Un emisario del poder ha sido enviado a preguntar sobre los rumores acerca de su postulación; se los lleva como un regalo, con recuerdos afectuosos de su jefe, el mandatario de la Nación.

        Tantos muertos en un país con tanta vida.

        Una noche decide desmentir el rumor, aclarar que no pretende ser candidato de la oposición, que desea continuar en el redil. Es un hombre institucional. Así lo declara a la prensa de su país.

Días después regresa a México. Ha sido invitado a ocupar una plaza de ministro de Relaciones Exteriores que el señor presidente, su otrora enemigo político, le ha ofrecido en pago a su institucionalidad.

Se instala en la torre del ministerio. Todo ahí es historia. Los ventanales dan a la Plaza de las Tres Culturas. Es un trabajo de trámite, tiene todo el tiempo del mundo para solazarse con la historia, para encontrarse con la literatura.
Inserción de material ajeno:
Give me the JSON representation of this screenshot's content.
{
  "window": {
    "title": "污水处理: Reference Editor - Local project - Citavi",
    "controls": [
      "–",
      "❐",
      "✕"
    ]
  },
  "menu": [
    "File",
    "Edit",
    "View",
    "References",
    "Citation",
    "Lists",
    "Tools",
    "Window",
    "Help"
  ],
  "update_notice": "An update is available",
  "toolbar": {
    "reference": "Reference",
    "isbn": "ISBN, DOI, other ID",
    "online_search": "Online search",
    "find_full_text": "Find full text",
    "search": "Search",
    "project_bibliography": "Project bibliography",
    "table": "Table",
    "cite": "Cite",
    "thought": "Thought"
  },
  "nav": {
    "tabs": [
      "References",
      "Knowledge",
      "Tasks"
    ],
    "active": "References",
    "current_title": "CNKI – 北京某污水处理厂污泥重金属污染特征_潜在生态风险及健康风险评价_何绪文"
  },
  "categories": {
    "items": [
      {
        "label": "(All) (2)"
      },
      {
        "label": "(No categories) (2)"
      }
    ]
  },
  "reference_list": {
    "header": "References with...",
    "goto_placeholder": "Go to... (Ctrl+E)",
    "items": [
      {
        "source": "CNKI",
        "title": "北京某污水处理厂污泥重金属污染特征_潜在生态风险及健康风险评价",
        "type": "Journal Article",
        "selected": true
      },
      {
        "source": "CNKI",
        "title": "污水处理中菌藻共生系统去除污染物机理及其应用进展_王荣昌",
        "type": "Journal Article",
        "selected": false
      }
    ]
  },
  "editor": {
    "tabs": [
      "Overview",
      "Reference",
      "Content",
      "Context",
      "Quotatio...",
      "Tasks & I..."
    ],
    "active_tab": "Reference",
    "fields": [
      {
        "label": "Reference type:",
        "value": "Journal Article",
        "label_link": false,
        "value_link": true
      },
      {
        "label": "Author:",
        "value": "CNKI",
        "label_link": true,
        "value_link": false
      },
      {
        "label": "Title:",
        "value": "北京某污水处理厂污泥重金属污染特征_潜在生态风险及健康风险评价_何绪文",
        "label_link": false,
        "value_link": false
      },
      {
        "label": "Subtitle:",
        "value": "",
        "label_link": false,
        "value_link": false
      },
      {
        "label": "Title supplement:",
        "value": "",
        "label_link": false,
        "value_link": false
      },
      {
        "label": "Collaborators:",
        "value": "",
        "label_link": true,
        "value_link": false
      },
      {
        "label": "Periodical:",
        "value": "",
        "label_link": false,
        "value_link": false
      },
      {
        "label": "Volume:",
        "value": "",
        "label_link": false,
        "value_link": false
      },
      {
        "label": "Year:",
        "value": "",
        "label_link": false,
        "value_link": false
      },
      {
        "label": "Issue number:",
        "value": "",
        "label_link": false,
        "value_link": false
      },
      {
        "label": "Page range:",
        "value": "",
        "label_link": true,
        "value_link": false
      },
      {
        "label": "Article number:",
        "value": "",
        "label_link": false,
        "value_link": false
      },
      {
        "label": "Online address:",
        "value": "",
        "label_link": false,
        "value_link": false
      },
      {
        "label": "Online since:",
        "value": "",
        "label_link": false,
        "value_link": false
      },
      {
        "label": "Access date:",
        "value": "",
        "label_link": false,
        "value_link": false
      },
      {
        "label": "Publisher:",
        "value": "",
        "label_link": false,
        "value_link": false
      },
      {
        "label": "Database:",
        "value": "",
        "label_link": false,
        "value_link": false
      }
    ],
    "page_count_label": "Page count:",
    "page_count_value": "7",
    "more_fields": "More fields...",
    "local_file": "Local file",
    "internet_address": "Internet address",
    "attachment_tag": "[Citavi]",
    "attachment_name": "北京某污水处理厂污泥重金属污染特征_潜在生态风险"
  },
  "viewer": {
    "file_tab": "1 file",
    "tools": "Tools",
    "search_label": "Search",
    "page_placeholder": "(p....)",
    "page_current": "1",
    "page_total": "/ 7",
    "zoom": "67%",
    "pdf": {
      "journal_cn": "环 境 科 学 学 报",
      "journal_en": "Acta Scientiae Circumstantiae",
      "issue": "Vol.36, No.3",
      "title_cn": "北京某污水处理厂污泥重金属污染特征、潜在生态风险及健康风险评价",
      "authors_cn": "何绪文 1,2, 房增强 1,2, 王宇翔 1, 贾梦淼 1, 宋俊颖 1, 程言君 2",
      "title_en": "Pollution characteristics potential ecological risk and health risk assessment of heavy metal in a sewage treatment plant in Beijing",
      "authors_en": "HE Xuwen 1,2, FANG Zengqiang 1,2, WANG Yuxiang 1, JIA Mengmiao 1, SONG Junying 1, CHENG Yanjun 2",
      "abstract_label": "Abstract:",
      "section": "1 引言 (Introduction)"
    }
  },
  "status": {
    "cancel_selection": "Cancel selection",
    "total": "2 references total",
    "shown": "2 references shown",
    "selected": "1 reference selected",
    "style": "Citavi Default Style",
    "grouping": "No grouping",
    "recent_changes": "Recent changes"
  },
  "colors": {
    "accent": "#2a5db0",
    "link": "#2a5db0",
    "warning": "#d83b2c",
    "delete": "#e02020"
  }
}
        Revisa de nuevo la historia mexicana: en 1929, en un país sudamericano, otro embajador es convencido por un grupo de amigos para ser candidato a la presidencia.  Se llamaba Pascual Ortiz Rubio. Acepta, retorna a México y el mismo día que toma posesión, sufre un atentado, apenas dos años después del asesinato Obregón.

        Toma los dos volúmenes acerca de la historia de la revolución mexicana que escribió su padre. Chorrean sangre. Son historias de muerte y de lucha por el poder.

De nuevo hay rumores. Hay quienes dicen que sigue en pláticas con la oposición para encabezar un movimiento disidente. El sabe que no es cierto, pero sólo él lo sabe.  No bastan los desmentidos.

        Su inconsciente sigue machacando; continúan los sueños, los ojos de tristeza, el insomnio, la vigilia.

Platica con sus amigos y a todos les parece una locura sus temores.

        - En México nunca pasa nada -alguien le dice-, y cuando pasa, tampoco sucede nada.

        Retorna a Madrid para entregar la embajada a su sucesor y aprovecha para tomar vacaciones, disfrutar esa ciudad sin las presiones diplomáticas, caminar sus calles, sus vías, su historia.

        Una mañana primaveral, muy temprano, aborda el metro y desciende en la estación Gran Vía. Sale de ahí como autómata. Camina con lentitud rumbo a la Puerta del Sol y mira la hora en el legendario reloj.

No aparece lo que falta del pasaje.